A l’affiche : Le vent de la liberté, un film de Michael Bully Herbig.

Je ne l’ai vraiment pas fait exprès, mais il se trouve qu’après deux DVD avec Rithy Pahn dans le Cambodge de Pol Pot, une montgolfière m’a ramené au cinéma en République Démocratique Allemande. Nous y retrouvons la pensée unique (le « politiquement correct ») à laquelle tout le monde a l’obligation d’adhérer, la Stasi qui espionne chacun de nos gestes et de nos propos, les enfants formatés qui dénoncent leurs parents… Bref la liberté interdite aux « ennemis de la liberté ».

Le Mur de Berlin, le « rempart antifasciste » – comme ils l’appelaient – a été construit en 1961, et Mourre comptabilise 79 allemands de l’Est qui furent tués en tentant de le franchir, sans compter ceux qui ont été arrêtés – et sans doute exécutés – en préparant leur évasion…

Un film était déjà sorti, en 1982, La nuit de l’évasion, nous racontant l’histoire des familles Strelzyk et Wetzel qui avaient construit une montgolfière pour passer à l’ouest. Contrairement à mon épouse, je ne crois pas l’avoir vu.
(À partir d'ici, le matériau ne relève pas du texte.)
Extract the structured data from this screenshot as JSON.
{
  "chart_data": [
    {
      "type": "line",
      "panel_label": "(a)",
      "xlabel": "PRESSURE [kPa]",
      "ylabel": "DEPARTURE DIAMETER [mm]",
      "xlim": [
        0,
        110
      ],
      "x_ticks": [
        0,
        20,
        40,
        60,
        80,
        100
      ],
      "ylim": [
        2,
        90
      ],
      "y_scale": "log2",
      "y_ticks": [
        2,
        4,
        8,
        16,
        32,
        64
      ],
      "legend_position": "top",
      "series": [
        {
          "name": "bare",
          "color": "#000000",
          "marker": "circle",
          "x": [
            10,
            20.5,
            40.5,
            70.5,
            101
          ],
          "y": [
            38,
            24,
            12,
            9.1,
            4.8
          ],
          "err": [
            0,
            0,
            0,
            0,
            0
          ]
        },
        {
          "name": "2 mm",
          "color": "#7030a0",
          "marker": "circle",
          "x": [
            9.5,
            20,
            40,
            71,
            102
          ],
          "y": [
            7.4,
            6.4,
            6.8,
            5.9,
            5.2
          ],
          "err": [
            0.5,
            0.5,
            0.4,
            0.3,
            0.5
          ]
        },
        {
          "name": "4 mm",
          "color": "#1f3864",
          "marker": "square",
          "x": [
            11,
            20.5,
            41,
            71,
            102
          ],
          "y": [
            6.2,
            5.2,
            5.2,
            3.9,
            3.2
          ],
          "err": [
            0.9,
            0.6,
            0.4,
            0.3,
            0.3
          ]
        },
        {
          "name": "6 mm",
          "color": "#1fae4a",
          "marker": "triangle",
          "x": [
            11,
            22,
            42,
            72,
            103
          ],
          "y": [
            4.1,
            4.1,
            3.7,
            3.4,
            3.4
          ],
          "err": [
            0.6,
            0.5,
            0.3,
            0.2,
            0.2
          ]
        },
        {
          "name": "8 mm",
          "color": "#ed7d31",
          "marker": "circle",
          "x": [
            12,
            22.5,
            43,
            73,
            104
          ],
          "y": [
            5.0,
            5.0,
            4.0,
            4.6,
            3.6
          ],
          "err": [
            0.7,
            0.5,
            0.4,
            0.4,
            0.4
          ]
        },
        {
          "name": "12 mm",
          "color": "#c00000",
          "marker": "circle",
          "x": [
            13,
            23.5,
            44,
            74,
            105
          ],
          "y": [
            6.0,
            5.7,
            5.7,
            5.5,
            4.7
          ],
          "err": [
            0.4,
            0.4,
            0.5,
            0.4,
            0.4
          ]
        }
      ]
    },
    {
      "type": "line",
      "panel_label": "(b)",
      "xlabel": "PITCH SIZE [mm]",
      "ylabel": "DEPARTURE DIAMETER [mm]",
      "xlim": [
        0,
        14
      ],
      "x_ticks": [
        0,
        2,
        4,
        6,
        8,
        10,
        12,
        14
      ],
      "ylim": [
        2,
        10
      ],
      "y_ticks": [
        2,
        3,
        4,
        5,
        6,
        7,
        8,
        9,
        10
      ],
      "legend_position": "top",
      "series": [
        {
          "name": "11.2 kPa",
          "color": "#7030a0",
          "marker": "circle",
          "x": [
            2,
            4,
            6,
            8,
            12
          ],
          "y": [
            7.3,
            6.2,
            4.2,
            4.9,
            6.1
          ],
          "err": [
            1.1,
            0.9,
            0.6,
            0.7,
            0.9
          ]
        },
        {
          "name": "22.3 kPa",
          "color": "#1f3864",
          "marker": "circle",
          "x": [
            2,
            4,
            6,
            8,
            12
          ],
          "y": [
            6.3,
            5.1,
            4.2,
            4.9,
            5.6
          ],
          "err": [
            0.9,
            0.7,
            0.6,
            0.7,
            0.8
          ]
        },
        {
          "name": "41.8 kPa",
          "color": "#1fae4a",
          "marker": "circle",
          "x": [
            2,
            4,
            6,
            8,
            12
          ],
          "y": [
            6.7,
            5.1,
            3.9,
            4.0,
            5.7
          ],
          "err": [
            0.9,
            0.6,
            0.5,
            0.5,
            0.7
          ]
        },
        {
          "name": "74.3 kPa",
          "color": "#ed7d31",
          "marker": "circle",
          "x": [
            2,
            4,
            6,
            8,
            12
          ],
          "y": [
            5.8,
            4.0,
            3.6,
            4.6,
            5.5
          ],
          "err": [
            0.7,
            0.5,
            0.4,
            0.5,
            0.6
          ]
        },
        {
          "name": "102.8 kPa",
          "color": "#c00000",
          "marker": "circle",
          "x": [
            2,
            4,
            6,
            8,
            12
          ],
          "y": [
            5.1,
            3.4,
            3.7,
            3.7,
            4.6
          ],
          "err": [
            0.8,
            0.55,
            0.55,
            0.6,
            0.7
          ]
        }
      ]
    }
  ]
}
Ce Vent de la liberté est donc un remake sur la persévérance de gens « désespérés » qui bravent tous les dangers pour fuir un enfer socialiste. Cette histoire vraie s’est produite en 1979, dix ans avant la chute du Mur (27 novembre 1989), la réunification de l’Allemagne et l’effondrement de l’Union soviétique (29 décembre 1991)…
De Gaulle avait fait référence – et révérence – au « sens de l’histoire », et notre génération ne croyait pas que ces événements puissent arriver, en tout cas qu’elle les connaîtrait… Comme quoi Maurras avait raison : « Tout désespoir en politique est une sottise absolue ».
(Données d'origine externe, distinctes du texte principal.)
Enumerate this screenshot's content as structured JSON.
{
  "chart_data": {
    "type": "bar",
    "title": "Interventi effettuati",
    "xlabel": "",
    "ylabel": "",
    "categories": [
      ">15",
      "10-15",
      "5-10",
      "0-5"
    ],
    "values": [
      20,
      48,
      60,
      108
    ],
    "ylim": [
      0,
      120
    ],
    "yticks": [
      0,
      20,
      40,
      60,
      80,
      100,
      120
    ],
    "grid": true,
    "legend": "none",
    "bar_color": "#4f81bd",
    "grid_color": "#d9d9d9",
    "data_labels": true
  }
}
On se souvient de Kennedy qui dénonça ce « mur de la honte » : « Ich bin ein berliner » (26 juin 1963).
Je rappellerai aussi Jean-Pax Méfret, le « Chanteur d’Occident , en 1980, dans Véronika :

« A Berlin Est, elle balayait les allées ;
Elle a voulu s’évader ; aujourd’hui il ne reste rien de Veronika…
Un peu de terre, une petite croix de bois
La rose rouge et l’œillet sont fanés près de ce mur droit
de ce mur froid ».

 

L’image manquante

En DVD : L’image manquante, un film de Rithy Panh.

Funan, que j’ai vu il y a deux mois, nous avait été présenté, en séance Art et Essai, par une jeune femme, critique de cinéma, qui nous avait engagés à voir les films de Rithy Panh… réalisateur dont je n’avais jamais entendu parler… et sans doute pour la bonne raison qu’il dénonce le crime de masse commis pendant 5 ans (1975-1979) par les communistes (appelons un chat, un chat) au Cambodge.

J’ai découvert ainsi un franco-cambodgien – qui n’a rien oublié et, sans doute, rien pardonné – auteur de nombreux films sur le sujet dont j’espère qu’ils sont tous en DVD.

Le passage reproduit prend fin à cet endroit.